Des paroles, des paroles mais… "Aucune ligne de code n'a encore été écrite. Au-delà du super entrepreneur et de la belle proposition de valeur qu'il leur a faite, la plupart des investisseurs ont encore une idée assez floue de ce dans quoi ils ont investi", déplore Pierre Entremont, que le niveau des fonds levés interroge également. "Quels sont les projets qui ont besoin de 800 millions ou 1,5 milliard pour démarrer ? A part la construction de ponts ou autres grosses infrastructures, je ne vois pas ! Ça laisse tout le monde perplexe. Sachant qu'en plus, il s'agit d'un projet décentralisé. Donc certes les développeurs qui maitrisent la technologie coûtent cher, mais une fois que l'infrastructure est créée, ça coûte moins cher qu'une infrastructure centralisée."

"Ce qui est sûr, c'est qu'il faut s'attendre à quelque chose de gros"

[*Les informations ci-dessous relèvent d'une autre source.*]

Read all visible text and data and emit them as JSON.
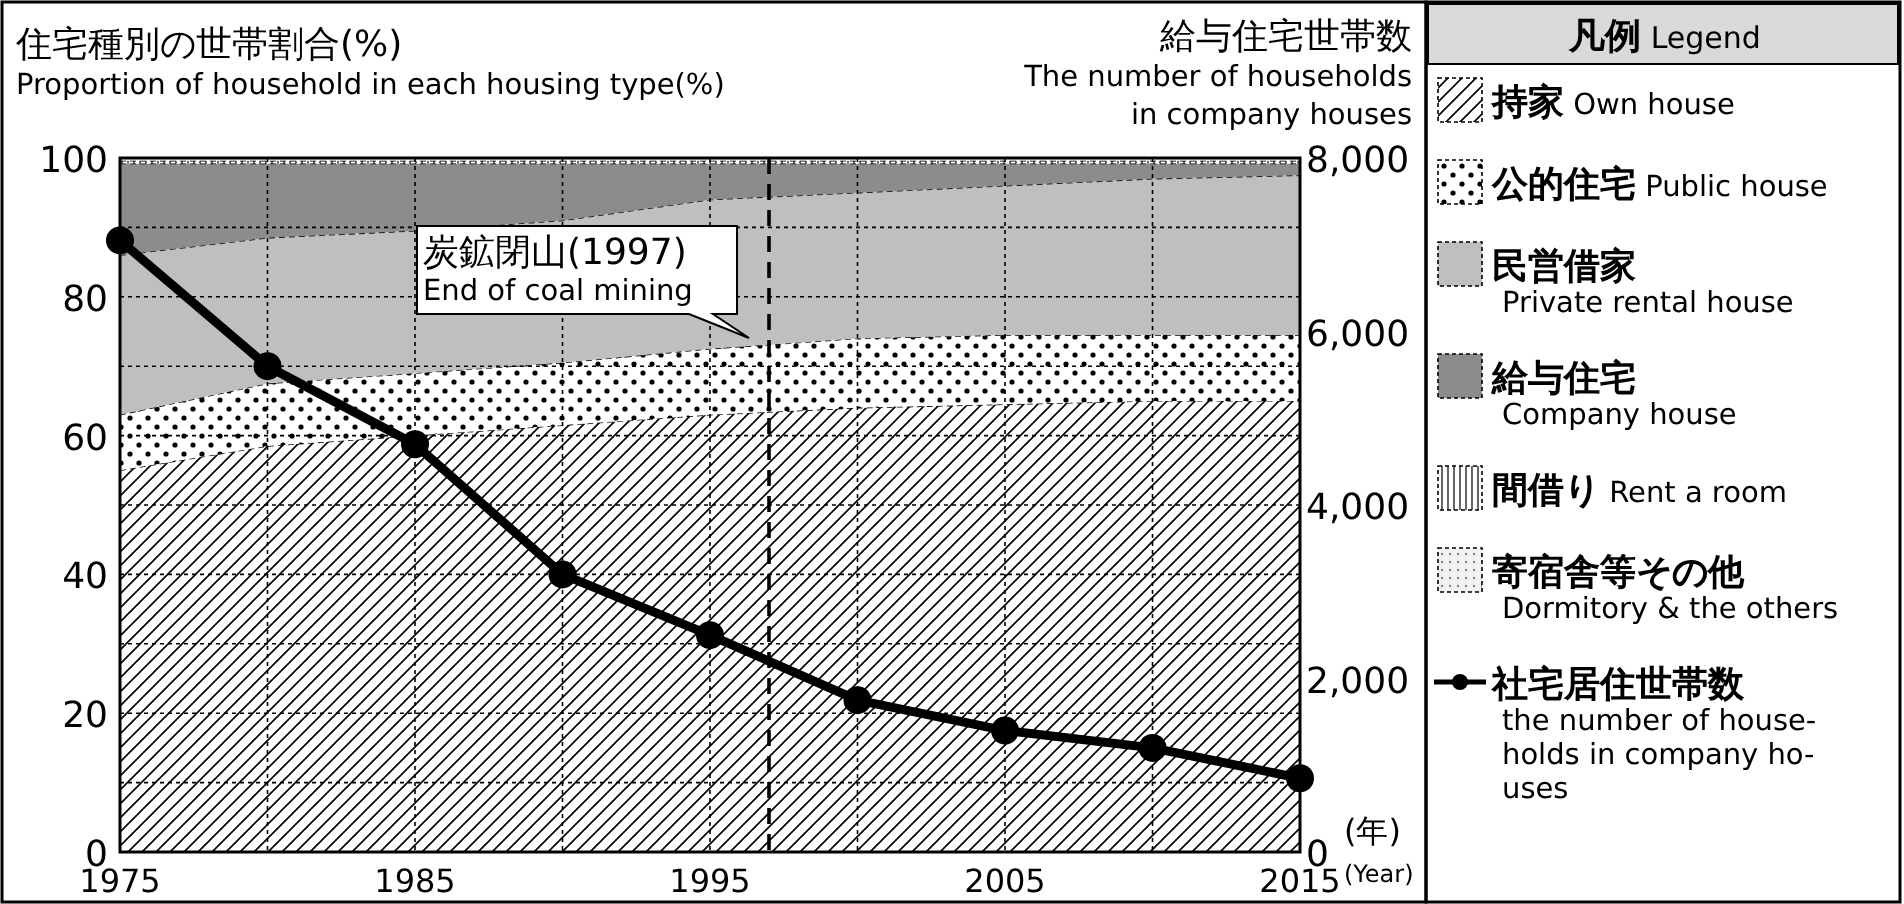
{
  "chart_data": {
    "type": "area",
    "stacked": true,
    "ylabel": "住宅種別の世帯割合(%)\nProportion of household in each housing type(%)",
    "y2label": "給与住宅世帯数\nThe number of households\nin company houses",
    "xlabel": "(年)\n(Year)",
    "legend_title": "凡例 Legend",
    "x": [
      1975,
      1980,
      1985,
      1990,
      1995,
      2000,
      2005,
      2010,
      2015
    ],
    "series": [
      {
        "name": "持家 Own house",
        "color": "#ffffff",
        "values": [
          55,
          58.5,
          60,
          61.5,
          63,
          64,
          64.5,
          65,
          65
        ]
      },
      {
        "name": "公的住宅 Public house",
        "color": "#ffffff",
        "values": [
          8,
          9,
          9,
          9,
          9.5,
          10,
          10,
          9.5,
          9.5
        ]
      },
      {
        "name": "民営借家\nPrivate rental house",
        "color": "#bfbfbf",
        "values": [
          23,
          21,
          20.5,
          20.5,
          21.5,
          21,
          21.5,
          22.5,
          23
        ]
      },
      {
        "name": "給与住宅\nCompany house",
        "color": "#8c8c8c",
        "values": [
          13.2,
          10.7,
          9.7,
          8.2,
          5.2,
          4.2,
          3.2,
          2.2,
          1.7
        ]
      },
      {
        "name": "間借り Rent a room",
        "color": "#ffffff",
        "values": [
          0.4,
          0.4,
          0.4,
          0.4,
          0.4,
          0.4,
          0.4,
          0.4,
          0.4
        ]
      },
      {
        "name": "寄宿舎等その他\nDormitory & the others",
        "color": "#f2f2f2",
        "values": [
          0.4,
          0.4,
          0.4,
          0.4,
          0.4,
          0.4,
          0.4,
          0.4,
          0.4
        ]
      },
      {
        "name": "社宅居住世帯数\nthe number of house-\nholds in company ho-\nuses",
        "type": "line",
        "axis": "y2",
        "marker": "circle",
        "line_style": "solid",
        "color": "#000000",
        "values": [
          7050,
          5600,
          4700,
          3200,
          2500,
          1750,
          1400,
          1200,
          850
        ]
      }
    ],
    "xlim": [
      1975,
      2015
    ],
    "xticks": [
      1975,
      {
        "value": 1980,
        "label": null
      },
      1985,
      {
        "value": 1990,
        "label": null
      },
      1995,
      {
        "value": 2000,
        "label": null
      },
      2005,
      {
        "value": 2010,
        "label": null
      },
      2015
    ],
    "ylim": [
      0,
      100
    ],
    "yticks": [
      0,
      {
        "value": 10,
        "label": null
      },
      20,
      {
        "value": 30,
        "label": null
      },
      40,
      {
        "value": 50,
        "label": null
      },
      60,
      {
        "value": 70,
        "label": null
      },
      80,
      {
        "value": 90,
        "label": null
      },
      100
    ],
    "y2lim": [
      0,
      8000
    ],
    "y2ticks": [
      0,
      {
        "value": 2000,
        "label": "2,000"
      },
      {
        "value": 4000,
        "label": "4,000"
      },
      {
        "value": 6000,
        "label": "6,000"
      },
      {
        "value": 8000,
        "label": "8,000"
      }
    ],
    "ref_lines": [
      {
        "axis": "x",
        "value": 1997,
        "label": "炭鉱閉山(1997)\nEnd of coal mining",
        "line_style": "dashed"
      }
    ],
    "grid": true,
    "legend": "right"
  }
}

Si le pédigrée de Pavel Durov, qui a le don de convaincre toutes les personnes qu'il rencontre en meeting, rapporte Pierre Entremont, a été largement détaillé, on ne croule pas non plus sur les informations concernant le reste des équipes de Telegram. Tout juste sait-on, grâce au white paper toujours, qu'elle est composée de 15 développeurs, "sélectionnés parmi des milliers de prétendants au cours des dix dernières années". Pour faire partie de l'aventure, précise le document, chacun des membres actuels a dû soit remporter l'un des plus prestigieux concours mondiaux de programmation, soit s'illustrer lors de l'une des compétitions nationales de codage multiniveaux organisées par le fondateur de Telegram en personne. "L'ICO de Telegram est un OVNI, une ICO volante non identifiée, ponctue Pierre Paperon. Ce sera un vrai succès en termes de levée. Pavel Durov dispose de tout le background pour dire que c'est un game changer. Ce qui est sûr, c'est qu'il faut s'attendre à quelque chose de gros."